The lion’s share of the savings was related to all kinds of devices. It seems elementary to unplug all back-up devices from the wall while they are on stand-by and to always switch off all equipment when not in use, yet it is surprisingly rarely done. That is why many laboratory devices were labelled with stickers reminding to switch them off during the challenge. In case of electricity with stock exchange price, it is also a good idea to keep an eye on Elektrikell and, if possible, to schedule energy-intensive procedures for cheaper hours. True, it will not save energy, but it will save money. There are also other ways to conserve energy.

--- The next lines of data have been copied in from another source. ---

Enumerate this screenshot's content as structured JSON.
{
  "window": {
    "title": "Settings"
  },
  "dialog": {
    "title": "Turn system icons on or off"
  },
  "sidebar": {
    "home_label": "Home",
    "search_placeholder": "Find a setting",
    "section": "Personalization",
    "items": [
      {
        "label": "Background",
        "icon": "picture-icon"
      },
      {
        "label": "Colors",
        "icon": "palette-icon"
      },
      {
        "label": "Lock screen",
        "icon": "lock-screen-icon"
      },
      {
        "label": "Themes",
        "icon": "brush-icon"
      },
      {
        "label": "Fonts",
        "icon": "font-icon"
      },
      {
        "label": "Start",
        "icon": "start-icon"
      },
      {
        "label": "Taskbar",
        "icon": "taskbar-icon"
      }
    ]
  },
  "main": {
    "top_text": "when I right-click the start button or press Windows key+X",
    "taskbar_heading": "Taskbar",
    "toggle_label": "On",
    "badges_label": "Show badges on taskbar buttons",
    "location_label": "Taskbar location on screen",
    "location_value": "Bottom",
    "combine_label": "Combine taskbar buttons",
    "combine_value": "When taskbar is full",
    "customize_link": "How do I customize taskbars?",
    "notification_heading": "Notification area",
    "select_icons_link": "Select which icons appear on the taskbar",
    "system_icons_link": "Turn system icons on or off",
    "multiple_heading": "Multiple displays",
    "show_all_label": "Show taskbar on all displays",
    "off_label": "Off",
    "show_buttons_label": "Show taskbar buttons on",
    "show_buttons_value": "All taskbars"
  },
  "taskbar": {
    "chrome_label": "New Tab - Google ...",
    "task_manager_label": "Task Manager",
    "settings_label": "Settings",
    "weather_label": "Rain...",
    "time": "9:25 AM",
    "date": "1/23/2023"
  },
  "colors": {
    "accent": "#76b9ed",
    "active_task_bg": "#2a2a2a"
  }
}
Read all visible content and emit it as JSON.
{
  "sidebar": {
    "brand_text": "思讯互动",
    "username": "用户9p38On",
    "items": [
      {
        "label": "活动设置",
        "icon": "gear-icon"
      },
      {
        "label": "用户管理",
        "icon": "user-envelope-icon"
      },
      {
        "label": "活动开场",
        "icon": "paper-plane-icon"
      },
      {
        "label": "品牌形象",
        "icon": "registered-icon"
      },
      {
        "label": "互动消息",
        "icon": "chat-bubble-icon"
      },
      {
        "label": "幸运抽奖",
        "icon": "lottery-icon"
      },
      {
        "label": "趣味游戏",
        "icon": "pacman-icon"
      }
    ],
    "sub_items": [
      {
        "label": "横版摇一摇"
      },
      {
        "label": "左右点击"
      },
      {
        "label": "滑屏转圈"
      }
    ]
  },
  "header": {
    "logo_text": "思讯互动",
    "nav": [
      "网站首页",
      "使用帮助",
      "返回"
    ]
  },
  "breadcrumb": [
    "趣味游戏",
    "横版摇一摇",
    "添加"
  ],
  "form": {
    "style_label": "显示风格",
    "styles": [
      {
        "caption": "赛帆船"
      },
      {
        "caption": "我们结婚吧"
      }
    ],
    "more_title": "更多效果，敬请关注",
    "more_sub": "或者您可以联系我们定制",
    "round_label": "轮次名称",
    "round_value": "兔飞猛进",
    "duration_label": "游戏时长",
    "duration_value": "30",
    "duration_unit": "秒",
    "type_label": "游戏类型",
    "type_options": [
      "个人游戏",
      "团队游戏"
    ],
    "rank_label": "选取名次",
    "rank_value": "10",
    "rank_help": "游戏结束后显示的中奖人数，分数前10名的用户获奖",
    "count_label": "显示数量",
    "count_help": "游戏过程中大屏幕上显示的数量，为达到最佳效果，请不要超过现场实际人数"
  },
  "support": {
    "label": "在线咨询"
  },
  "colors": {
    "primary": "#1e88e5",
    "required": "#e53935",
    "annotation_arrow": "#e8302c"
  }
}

For example, work with fume hoods has been reorganised. Some are set up as storage cupboards for chemicals that need to be in a ventilated cupboard and others are used for work with hazardous chemicals. When they are no longer needed, the chemicals are placed in the cupboard for storage and the ventilation in the other cupboard is switched off. In case of all kinds of equipment, cooperation, sharing, and being better acquainted with the equipment will have a beneficial effect.
Similarly, refrigerators and freezers were checked. First, the energy consumption of freezers was measured before and after defrosting and the numbers speak for themselves. A freezer with a lot of ice build-up uses 5% more energy. Wherever possible, the temperature of ULT freezers was raised from -80 degrees to -70 degrees, reducing the amount of energy used by almost 30%! The gold standard of freezer use is to think carefully about what to take out/put in, so that the door would stay open as little as possible. However, this requires that a good system is in place. This is important for both refrigerators and freezers, in the laboratory and at home. Re-using ice is also helpful – instead of pouring away used ice after experiments, it can be put back in the freezer for colleagues to use without having to make new ice.
According to Spuul, the energy conservation challenge has led to a positive change in the department and a step closer to a sustainable laboratory culture. Awareness has increased among both the challenge participants and other staff so this is just the beginning – energy conservation will be increasingly important in the future. ‘The participants pointed out that saving energy should be a pleasant lifestyle which requires mindfulness of one’s actions and finding new opportunities and ways to use energy more efficiently at work and at home,’ Spuul says.
The Energy Conservation Challenge 2022 of the Department of Chemistry and Biotechnology was won by the neurological laboratory led by Professor Tõnis Timmusk. The neurological laboratory initiated most of the changes and good practices not only in the research group but in many parts of the institute, in public laboratories, and in work spaces.
Following the challenge, the department also formulated good practices of energy conservation, which will hopefully be implemented by other research teams and not only the ones participating in the challenge.
Best practices of energy conservation at the Department of Chemistry and Biotechnology:
- turning off unnecessary lights in laboratories and corridors;
- switching off equipment not in use;
- turning off computer screens that are not in use;
- strict control of the status of fume hoods and their front panel positions;
- setting the temperature of many -80°C freezers to -70°C;
- cleaning and reorganising refrigerators and freezers;
- storing samples at room temperature if possible;
- an up-to-date list of chemicals to avoid over-buying;
- optimising the use of shared equipment;
- reminders and signs to raise awareness;
- using stairs instead of lifts – burn calories, not electricity;
- using ultrapure water only when necessary;
- smarter and better planned waste management.